MadSci Network: Physics

Re: When you line up a bunch of balls, why does the top one bounce high?

Date: Wed Feb 9 08:06:12 2000
Posted By: Georg Hager, Grad student, Theoretical Particle Physics
Area of science: Physics
ID: 948757975.Ph

Dear Greg!

You can be sure of one thing: The top one will definitely not bounce into space. This is a simple matter of energy: Even if you could manage to somehow `pump' all the energy of the other eight balls into the top one, it would simply bounce nine times higher as the height from which it was dropped. This is a consequence of energy conservation: The sum of potential energy and kinetic energy in the system cannot change (if there is no dissipation, like friction etc.).

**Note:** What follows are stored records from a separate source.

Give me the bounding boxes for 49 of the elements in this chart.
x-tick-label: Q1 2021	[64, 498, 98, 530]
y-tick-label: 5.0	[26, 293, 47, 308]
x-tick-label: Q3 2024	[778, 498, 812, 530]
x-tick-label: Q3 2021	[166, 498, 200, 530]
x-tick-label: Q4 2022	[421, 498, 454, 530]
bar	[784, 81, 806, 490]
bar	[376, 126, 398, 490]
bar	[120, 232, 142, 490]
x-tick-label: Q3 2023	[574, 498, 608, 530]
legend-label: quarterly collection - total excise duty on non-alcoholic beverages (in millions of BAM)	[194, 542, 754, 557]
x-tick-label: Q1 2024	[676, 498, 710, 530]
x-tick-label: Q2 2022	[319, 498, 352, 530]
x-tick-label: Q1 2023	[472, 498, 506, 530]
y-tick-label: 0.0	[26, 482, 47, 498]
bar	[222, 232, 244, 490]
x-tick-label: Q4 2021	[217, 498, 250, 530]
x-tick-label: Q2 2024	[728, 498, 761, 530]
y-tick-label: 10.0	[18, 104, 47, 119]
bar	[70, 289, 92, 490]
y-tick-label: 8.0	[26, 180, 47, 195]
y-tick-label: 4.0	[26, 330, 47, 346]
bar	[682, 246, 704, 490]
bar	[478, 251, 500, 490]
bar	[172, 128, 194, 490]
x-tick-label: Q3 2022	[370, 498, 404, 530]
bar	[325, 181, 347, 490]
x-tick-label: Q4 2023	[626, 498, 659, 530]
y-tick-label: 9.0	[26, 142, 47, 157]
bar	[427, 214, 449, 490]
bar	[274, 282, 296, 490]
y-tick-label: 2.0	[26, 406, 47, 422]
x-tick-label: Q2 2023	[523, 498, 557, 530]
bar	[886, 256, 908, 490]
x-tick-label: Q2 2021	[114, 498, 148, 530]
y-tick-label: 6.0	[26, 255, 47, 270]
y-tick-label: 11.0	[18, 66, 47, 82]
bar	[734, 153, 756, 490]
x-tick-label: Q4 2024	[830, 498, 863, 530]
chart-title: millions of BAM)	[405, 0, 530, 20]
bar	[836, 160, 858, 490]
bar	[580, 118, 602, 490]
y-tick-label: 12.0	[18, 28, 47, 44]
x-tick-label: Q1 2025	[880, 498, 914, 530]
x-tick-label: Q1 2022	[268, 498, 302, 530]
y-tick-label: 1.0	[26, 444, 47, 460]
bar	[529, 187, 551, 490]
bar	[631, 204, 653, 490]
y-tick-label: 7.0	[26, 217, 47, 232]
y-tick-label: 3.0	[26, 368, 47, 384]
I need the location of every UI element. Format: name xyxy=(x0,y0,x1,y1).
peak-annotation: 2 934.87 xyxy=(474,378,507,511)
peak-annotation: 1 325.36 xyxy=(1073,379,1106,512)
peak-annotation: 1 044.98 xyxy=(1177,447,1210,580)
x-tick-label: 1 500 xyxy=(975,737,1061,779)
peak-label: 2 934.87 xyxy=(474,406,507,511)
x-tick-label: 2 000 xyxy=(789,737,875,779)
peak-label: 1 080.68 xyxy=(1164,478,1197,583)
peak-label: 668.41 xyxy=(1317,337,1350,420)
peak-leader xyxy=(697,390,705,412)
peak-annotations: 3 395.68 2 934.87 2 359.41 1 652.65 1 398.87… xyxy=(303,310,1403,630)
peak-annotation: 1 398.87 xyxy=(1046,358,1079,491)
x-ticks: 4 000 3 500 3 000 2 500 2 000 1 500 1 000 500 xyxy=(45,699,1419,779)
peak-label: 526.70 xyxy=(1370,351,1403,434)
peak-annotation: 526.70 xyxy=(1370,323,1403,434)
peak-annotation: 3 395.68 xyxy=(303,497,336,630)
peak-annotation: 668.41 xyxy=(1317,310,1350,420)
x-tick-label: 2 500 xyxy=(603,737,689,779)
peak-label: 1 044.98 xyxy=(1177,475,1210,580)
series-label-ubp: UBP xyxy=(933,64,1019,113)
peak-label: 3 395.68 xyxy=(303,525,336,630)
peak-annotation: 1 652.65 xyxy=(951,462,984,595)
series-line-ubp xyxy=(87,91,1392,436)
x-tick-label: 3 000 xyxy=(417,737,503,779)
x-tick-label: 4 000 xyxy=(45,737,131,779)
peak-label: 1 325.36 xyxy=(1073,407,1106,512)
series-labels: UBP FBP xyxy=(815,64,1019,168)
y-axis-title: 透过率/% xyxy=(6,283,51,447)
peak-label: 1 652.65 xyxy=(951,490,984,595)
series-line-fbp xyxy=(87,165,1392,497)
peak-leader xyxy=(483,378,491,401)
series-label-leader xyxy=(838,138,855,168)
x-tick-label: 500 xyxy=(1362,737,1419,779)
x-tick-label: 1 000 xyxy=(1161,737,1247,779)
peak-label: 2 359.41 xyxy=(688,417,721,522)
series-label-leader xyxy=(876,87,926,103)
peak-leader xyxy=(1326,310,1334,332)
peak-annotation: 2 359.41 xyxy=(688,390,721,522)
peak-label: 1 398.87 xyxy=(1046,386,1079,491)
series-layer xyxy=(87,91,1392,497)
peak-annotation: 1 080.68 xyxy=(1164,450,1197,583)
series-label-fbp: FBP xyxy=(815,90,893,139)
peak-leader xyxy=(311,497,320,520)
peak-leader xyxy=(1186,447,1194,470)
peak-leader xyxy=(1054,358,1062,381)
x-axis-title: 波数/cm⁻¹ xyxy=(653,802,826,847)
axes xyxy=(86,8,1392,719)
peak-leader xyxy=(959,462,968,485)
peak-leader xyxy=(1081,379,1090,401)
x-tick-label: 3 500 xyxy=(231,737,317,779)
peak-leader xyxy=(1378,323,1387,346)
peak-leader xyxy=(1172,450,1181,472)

The interesting question is now, what is possible to achieve using such a setup? How high can the top ball possibly bounce? We have to distinguish two cases here:

  1. The balls are disconnected. Imagine there being a small space between each ball and the next when they are dropped. This way we can assume that each ball-ball collision takes place independently from the others. All you have to know here is that if two objects with the same mass collide with the same velocity, each one just reverses its direction of motion. It is then easy to see that at the end (after the bounce, when all balls move upward again) the balls all have the same velocity, and will thus bounce to the height from which they were dropped, each seperately. So there is no gain here.
  2. The lower balls (all of them) are connected to each other, effectively `acting' as a single ball with eight times the mass. The top ball is assumed to be disconnected, like in case 1. What we have to study here is the head-collision of two balls with equal speed but different mass. Physics can handle this using energy and momentum conservation. Let me just tell you here that in the case where the heavier ball is much heavier than the top one (eight times the mass will sort of qualifyfor that), the top ball will fly away with twice the velocity it had before the collision, thereby reaching four times its previous height. You can get this result by placing yourself onto (physicists say `into the reference frame') of the heavy ball. The collision with the light ball will hardly influence the heavy one, and the light one will just reverse its directon. Looking at the situation after the collision `from the ground' you see that the light ball has now twice the velocity it had before.